Who Needs Yield Curve Control?

Written by: Craig Erlam | OANDA Europe

Stock markets in the red across the board on Thursday, as sentiment softens a little on the back of the Fed minutes.

With the S&P 500 and Nasdaq both back in record territory, we may also be seeing a little profit taking as the minutes themselves weren't exactly that much of a blow. Policy makers don't seem to be entertaining the idea of yield curve control at the moment, with the policy offering only modest benefits, while offering the view that the pandemic is both still weighing heavily on activity and poses considerable risk to the outlook. 

All considered, even with the tweak to the language on forward guidance, I don't think there's much to be concerned about. They're not tightening any time soon, the chances are we're facing the status quo for some time. It seems the minutes were just an excuse to take a little profit off the table as a number of people question these lofty valuations, under the circumstances.

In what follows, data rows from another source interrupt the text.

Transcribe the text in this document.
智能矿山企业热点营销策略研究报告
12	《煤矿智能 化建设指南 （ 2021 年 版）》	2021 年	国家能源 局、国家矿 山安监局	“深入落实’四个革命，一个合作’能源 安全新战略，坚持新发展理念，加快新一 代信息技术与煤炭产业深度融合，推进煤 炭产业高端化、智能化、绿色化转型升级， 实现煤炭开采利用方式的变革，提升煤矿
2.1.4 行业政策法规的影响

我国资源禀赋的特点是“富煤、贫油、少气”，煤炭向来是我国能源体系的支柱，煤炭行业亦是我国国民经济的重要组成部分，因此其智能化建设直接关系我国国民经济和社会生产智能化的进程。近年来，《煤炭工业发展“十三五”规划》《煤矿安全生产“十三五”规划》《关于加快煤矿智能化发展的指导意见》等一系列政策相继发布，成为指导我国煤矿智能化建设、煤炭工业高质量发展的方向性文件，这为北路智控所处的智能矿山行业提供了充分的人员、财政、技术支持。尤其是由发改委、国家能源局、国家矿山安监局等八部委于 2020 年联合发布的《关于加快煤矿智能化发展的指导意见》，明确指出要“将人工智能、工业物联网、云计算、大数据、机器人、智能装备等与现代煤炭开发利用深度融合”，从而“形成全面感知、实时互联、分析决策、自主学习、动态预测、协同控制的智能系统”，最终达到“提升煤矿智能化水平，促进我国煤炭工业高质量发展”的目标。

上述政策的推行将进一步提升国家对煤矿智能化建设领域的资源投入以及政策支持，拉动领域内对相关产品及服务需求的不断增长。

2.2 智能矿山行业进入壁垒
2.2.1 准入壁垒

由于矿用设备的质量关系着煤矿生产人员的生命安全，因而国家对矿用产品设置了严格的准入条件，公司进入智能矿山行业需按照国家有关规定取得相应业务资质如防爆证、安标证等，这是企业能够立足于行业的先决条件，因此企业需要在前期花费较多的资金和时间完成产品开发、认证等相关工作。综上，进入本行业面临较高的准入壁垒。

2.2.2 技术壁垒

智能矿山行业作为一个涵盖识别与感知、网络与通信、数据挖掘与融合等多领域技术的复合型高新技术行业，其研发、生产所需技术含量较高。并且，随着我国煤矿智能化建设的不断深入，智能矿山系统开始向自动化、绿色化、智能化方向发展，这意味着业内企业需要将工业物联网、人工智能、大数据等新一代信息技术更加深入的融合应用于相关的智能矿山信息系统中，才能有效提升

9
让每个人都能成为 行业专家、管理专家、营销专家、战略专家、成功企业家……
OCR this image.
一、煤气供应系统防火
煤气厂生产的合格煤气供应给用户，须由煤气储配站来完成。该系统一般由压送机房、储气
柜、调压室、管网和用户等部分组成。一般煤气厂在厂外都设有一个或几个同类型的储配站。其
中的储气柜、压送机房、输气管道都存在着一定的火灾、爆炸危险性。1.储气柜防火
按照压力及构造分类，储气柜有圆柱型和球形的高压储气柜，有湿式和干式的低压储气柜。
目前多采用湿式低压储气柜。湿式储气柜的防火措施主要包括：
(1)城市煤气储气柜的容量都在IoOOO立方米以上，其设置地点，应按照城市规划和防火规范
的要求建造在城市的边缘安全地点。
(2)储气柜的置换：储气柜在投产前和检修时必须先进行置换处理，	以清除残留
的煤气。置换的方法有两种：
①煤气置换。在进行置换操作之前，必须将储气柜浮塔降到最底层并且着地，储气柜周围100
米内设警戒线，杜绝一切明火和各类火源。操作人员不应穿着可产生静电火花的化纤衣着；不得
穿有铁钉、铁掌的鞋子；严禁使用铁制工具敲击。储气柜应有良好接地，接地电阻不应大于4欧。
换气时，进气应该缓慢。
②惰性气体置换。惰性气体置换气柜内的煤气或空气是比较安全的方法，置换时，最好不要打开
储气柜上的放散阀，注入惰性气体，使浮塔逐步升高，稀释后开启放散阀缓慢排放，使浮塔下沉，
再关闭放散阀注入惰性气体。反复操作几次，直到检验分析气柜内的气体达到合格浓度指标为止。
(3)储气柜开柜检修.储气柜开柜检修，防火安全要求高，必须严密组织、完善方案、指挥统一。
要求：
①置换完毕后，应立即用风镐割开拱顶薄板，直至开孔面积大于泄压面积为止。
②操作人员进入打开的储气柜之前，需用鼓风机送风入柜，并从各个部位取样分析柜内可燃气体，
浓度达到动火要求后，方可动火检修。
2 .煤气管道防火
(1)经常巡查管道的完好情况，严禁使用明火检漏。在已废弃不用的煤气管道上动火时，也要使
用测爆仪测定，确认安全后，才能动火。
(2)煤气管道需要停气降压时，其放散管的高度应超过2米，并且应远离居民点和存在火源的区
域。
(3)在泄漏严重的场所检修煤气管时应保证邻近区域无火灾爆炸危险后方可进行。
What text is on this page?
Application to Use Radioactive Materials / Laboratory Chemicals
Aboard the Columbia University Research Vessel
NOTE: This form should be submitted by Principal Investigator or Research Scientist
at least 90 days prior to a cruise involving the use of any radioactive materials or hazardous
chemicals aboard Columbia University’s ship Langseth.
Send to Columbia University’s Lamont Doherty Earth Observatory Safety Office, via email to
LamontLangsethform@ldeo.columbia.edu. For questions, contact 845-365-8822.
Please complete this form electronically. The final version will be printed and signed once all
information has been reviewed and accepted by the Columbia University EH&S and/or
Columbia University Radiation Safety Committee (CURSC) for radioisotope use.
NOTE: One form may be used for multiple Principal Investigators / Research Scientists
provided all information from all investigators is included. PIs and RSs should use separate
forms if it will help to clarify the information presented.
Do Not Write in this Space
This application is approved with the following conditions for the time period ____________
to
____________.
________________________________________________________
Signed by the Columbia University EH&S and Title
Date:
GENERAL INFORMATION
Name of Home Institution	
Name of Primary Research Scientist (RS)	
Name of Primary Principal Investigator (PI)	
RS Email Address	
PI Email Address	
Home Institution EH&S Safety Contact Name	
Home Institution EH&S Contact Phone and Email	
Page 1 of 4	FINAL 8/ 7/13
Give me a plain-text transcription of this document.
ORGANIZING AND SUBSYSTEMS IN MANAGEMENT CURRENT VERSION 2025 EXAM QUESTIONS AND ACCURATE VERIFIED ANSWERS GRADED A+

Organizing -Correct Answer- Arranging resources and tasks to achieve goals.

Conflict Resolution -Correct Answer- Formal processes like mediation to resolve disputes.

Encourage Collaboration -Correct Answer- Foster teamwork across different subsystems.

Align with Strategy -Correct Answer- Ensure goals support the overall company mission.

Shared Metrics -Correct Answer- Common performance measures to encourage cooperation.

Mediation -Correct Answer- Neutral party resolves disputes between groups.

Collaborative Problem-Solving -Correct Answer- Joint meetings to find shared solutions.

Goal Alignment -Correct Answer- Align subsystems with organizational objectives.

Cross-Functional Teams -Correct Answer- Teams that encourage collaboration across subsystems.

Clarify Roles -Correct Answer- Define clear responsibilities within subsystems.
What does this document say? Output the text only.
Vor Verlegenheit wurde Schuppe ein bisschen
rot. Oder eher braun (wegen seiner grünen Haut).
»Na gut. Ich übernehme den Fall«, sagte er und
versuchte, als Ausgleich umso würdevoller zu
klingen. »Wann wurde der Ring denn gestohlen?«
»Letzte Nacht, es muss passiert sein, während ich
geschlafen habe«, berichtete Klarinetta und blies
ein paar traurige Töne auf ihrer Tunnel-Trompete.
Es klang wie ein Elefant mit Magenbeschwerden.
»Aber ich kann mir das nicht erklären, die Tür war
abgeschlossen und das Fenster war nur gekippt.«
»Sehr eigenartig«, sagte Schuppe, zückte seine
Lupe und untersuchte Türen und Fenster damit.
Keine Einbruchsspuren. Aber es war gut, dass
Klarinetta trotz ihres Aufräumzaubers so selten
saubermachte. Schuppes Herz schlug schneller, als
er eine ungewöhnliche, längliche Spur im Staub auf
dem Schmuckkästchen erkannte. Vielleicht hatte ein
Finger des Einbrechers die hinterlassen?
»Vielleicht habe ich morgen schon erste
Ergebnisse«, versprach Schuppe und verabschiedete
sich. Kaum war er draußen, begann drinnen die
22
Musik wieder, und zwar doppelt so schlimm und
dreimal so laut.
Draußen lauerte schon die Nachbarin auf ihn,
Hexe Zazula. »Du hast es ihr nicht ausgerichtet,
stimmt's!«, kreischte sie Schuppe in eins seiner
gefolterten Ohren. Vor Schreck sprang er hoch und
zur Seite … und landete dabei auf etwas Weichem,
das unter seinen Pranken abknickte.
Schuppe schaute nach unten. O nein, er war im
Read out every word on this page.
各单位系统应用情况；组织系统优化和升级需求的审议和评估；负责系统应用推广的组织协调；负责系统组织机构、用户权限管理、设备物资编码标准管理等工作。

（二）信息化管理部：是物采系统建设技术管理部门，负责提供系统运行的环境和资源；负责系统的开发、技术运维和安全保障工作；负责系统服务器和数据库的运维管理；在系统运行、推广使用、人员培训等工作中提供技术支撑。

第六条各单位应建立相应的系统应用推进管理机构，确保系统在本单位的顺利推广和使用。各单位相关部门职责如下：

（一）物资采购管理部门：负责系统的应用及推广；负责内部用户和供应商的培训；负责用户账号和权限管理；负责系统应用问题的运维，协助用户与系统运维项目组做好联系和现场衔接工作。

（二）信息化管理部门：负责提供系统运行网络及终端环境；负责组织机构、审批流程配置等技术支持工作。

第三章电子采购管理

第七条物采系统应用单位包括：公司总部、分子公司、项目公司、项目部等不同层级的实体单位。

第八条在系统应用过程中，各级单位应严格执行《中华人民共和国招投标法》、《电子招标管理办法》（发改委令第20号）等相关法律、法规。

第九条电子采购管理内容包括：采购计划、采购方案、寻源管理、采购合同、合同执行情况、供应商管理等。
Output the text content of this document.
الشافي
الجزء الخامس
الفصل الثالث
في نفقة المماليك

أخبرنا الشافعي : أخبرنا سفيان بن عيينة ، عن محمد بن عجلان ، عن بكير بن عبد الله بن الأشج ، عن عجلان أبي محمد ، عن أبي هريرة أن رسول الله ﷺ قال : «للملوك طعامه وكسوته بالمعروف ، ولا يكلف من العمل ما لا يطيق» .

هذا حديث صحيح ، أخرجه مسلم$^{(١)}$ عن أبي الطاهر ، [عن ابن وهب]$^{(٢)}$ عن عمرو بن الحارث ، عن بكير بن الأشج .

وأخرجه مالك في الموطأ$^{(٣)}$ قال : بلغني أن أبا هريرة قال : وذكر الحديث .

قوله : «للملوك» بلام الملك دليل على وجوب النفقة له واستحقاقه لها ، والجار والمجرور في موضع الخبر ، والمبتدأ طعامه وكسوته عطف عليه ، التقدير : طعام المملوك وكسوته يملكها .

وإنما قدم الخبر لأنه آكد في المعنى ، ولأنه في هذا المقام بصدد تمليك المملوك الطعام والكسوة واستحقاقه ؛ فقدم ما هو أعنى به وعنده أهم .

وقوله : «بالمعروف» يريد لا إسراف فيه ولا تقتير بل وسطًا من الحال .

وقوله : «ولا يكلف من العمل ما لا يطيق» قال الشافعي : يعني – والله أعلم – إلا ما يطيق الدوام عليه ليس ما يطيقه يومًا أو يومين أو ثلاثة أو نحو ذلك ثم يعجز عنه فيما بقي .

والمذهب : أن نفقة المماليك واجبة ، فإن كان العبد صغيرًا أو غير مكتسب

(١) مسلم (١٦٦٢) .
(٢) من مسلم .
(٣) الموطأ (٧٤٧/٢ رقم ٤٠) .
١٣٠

There may have been a giant leap forward since March for many trends that had been evolving gradually anyway in the years prior but many are questioning whether the size moves we're seeing are justified. Eyebrows are always going to be raised when a company becomes the first to reach a $2 trillion valuation in the midst of a pandemic and two years after becoming the first to reach $1 trillion.

ECB minutes get muted reaction from markets

Not a huge amount to take away from the ECB minutes, with the central bank acknowledging the dependence of markets on the continuation of policy support, while noting that the markets aren't fully backed by the data. They also stressed that the PEPP program, while currently envisaged to be used in full, was a ceiling rather than a target and that it must remain flexible. None of this is a game changer, obviously, and the tight range in EURUSD in the ten minutes after the release perfectly highlights this.  

Oil coming off despite OPEC+ optimism

Oil prices are coming off a little as sentiment takes a dip, the Fed highlights outlook risks and the dollar bounces back. Crude prices still remain around the upper end of their ranges though as OPEC+ met on Wednesday to review compliance with the previously agreed levels. 

The group opted not to raise output further, after reducing cuts by two million barrels per day from August to 7.7 million. The only difference is a slight deepening of the cuts in the coming months to compensate for Iraq, Nigeria, Angola and Kazakhstan missing their targets. The move was in line with expectations, although one positive was the view that demand will hit 97% of pre-pandemic levels by the end of the year. A staggering bounceback under the circumstances.

Another painful stumble for gold

Gold has given up overnight gains as the rebound from Wednesday's slide was short-lived. The culprit for the latest gold dive was the Fed, who's reluctance to get on board with yield curve control jolted yields higher, in turn dragging the dollar off its lows. As I said earlier, I don't see this as a big shift from the Fed so the moves may not last but it is another reminder of the vulnerability of precious metals despite being on such a stong run, more generally. Gold and silver both fell around 3.5% and looks susceptible to further corrections.